The contest is now ended. I couldn't submit the answer (was about to submit the code just 10 secs before the end and my Internet stopped working).

d is equivalent to X in the OP's version of the problem.

D is equivalent to Y in the OP's version of the problem.

t is the number of test cases.

I made the code as per the original question in the link.
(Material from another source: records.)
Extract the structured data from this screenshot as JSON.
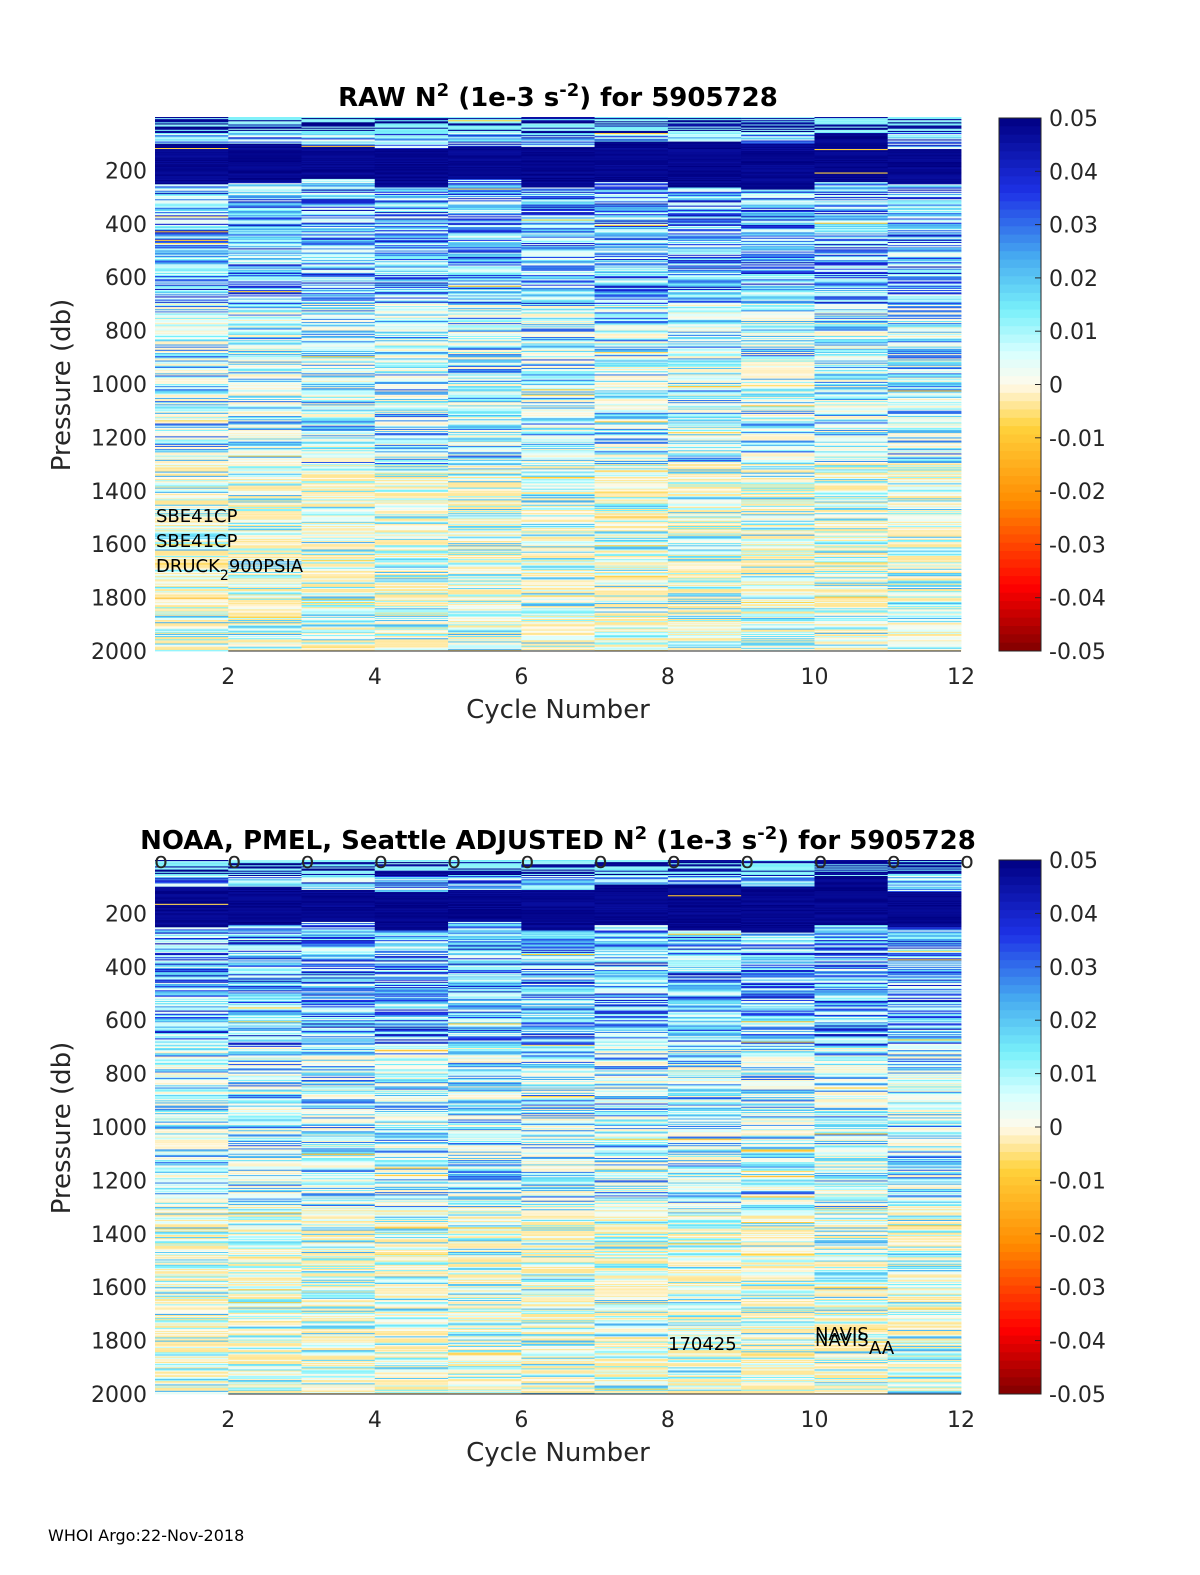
{
  "chart_data": [
    {
      "type": "heatmap",
      "title": {
        "main": "RAW N",
        "sup1": "2",
        "mid": " (1e-3 s",
        "sup2": "-2",
        "end": ") for 5905728"
      },
      "xlabel": "Cycle Number",
      "ylabel": "Pressure (db)",
      "xlim": [
        1,
        12
      ],
      "ylim": [
        0,
        2000
      ],
      "xticks": [
        "2",
        "4",
        "6",
        "8",
        "10",
        "12"
      ],
      "xtick_values": [
        2,
        4,
        6,
        8,
        10,
        12
      ],
      "yticks": [
        "200",
        "400",
        "600",
        "800",
        "1000",
        "1200",
        "1400",
        "1600",
        "1800",
        "2000"
      ],
      "ytick_values": [
        200,
        400,
        600,
        800,
        1000,
        1200,
        1400,
        1600,
        1800,
        2000
      ],
      "colorbar": {
        "ticks": [
          "0.05",
          "0.04",
          "0.03",
          "0.02",
          "0.01",
          "0",
          "-0.01",
          "-0.02",
          "-0.03",
          "-0.04",
          "-0.05"
        ],
        "tick_values": [
          0.05,
          0.04,
          0.03,
          0.02,
          0.01,
          0,
          -0.01,
          -0.02,
          -0.03,
          -0.04,
          -0.05
        ],
        "range": [
          -0.05,
          0.05
        ]
      },
      "annotations": [
        "SBE41CP",
        "SBE41CP",
        "DRUCK",
        "2",
        "900PSIA"
      ],
      "cycles": [
        1,
        2,
        3,
        4,
        5,
        6,
        7,
        8,
        9,
        10,
        11
      ],
      "strong_layer_db": [
        [
          100,
          250
        ],
        [
          100,
          240
        ],
        [
          110,
          230
        ],
        [
          120,
          260
        ],
        [
          110,
          230
        ],
        [
          110,
          260
        ],
        [
          90,
          240
        ],
        [
          90,
          260
        ],
        [
          100,
          270
        ],
        [
          60,
          240
        ],
        [
          120,
          250
        ]
      ]
    },
    {
      "type": "heatmap",
      "title": {
        "prefix": "NOAA, PMEL, Seattle  ADJUSTED N",
        "sup1": "2",
        "mid": " (1e-3 s",
        "sup2": "-2",
        "end": ") for 5905728"
      },
      "xlabel": "Cycle Number",
      "ylabel": "Pressure (db)",
      "xlim": [
        1,
        12
      ],
      "ylim": [
        0,
        2000
      ],
      "xticks": [
        "2",
        "4",
        "6",
        "8",
        "10",
        "12"
      ],
      "xtick_values": [
        2,
        4,
        6,
        8,
        10,
        12
      ],
      "yticks": [
        "200",
        "400",
        "600",
        "800",
        "1000",
        "1200",
        "1400",
        "1600",
        "1800",
        "2000"
      ],
      "ytick_values": [
        200,
        400,
        600,
        800,
        1000,
        1200,
        1400,
        1600,
        1800,
        2000
      ],
      "colorbar": {
        "ticks": [
          "0.05",
          "0.04",
          "0.03",
          "0.02",
          "0.01",
          "0",
          "-0.01",
          "-0.02",
          "-0.03",
          "-0.04",
          "-0.05"
        ],
        "tick_values": [
          0.05,
          0.04,
          0.03,
          0.02,
          0.01,
          0,
          -0.01,
          -0.02,
          -0.03,
          -0.04,
          -0.05
        ],
        "range": [
          -0.05,
          0.05
        ]
      },
      "qc_markers": {
        "symbol": "o",
        "cycles": [
          1,
          2,
          3,
          4,
          5,
          6,
          7,
          8,
          9,
          10,
          11,
          12
        ]
      },
      "annotations": [
        "170425",
        "NAVIS",
        "NAVIS",
        "AA"
      ],
      "cycles": [
        1,
        2,
        3,
        4,
        5,
        6,
        7,
        8,
        9,
        10,
        11
      ],
      "strong_layer_db": [
        [
          100,
          250
        ],
        [
          100,
          240
        ],
        [
          110,
          230
        ],
        [
          120,
          260
        ],
        [
          110,
          230
        ],
        [
          110,
          260
        ],
        [
          90,
          240
        ],
        [
          90,
          260
        ],
        [
          100,
          270
        ],
        [
          60,
          240
        ],
        [
          120,
          250
        ]
      ]
    }
  ],
  "footer": "WHOI Argo:22-Nov-2018"
}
The logic is similar to Nico Schertler's one. My complexity will be a little more because instead of just connecting, i+xth node to i in the xth iteration, I have used a set that finds the first element not connected in the range [1..N] and connects them.

This is my code:

#include <bits/stdc++.h>
using namespace std;


int main() {

    int t, n, m, d, D;
    cin >> t;
    while(t--) {
        cin >> n >> m >> d >> D;
        if(n*D < m || n*d > m)
            printf("-1\n");
        else {
            vector <set <int> > v(n);
            int edges = 0, count = 0;
            while(count != d) {
                for(int i = 0; i < n; i++) {
                    for(int j = 0; j < n; j++) {
                        if(v[i].find(j) == v[i].end()) {
                            v[i].insert(j);
                            ++edges;
                            break;
                        }
                        if(edges == m)
                            break;
                    }
                    if(edges == m)
                        break;
                }   
                ++count;
            }

            while(edges < m) {
                for(int i = 0; i < n; i++) {
                    if(v[i].size() == D)
                        continue;
                    for(int j = 0; j < n; j++) {
                        if(v[i].find(j) == v[i].end()) {
                            v[i].insert(j);
                            ++edges;
                            break;
                        }
                        if(edges == m)
                            break;
                    }
                    if(edges == m)
                        break;
                }
            }
            for(int i = 0; i < n; i++) {
                set <int>::iterator it = v[i].begin();
                for(; it != v[i].end(); ++it) {
                    printf("%d %d\n", i+1, (*it)+1);
                }
            }
        }
    }
    return 0;
}

I don't know whether this code is correct or not.

Answer 2

Obviously, the variables need to satisfy:

X * N <= M <= Y * N

Otherwise, there will be no solution.

Finding the edges could be done in waves. Start by connecting each node i from the first set to the according node i from the second set. In the next wave, connect i with (i + 1) mod N. Then i with (i + 2) mod N and so one. This will increase the degree of each vertex by exactly one in each wave. Stop whenever you have constructed M edges. This may also happen during a wave.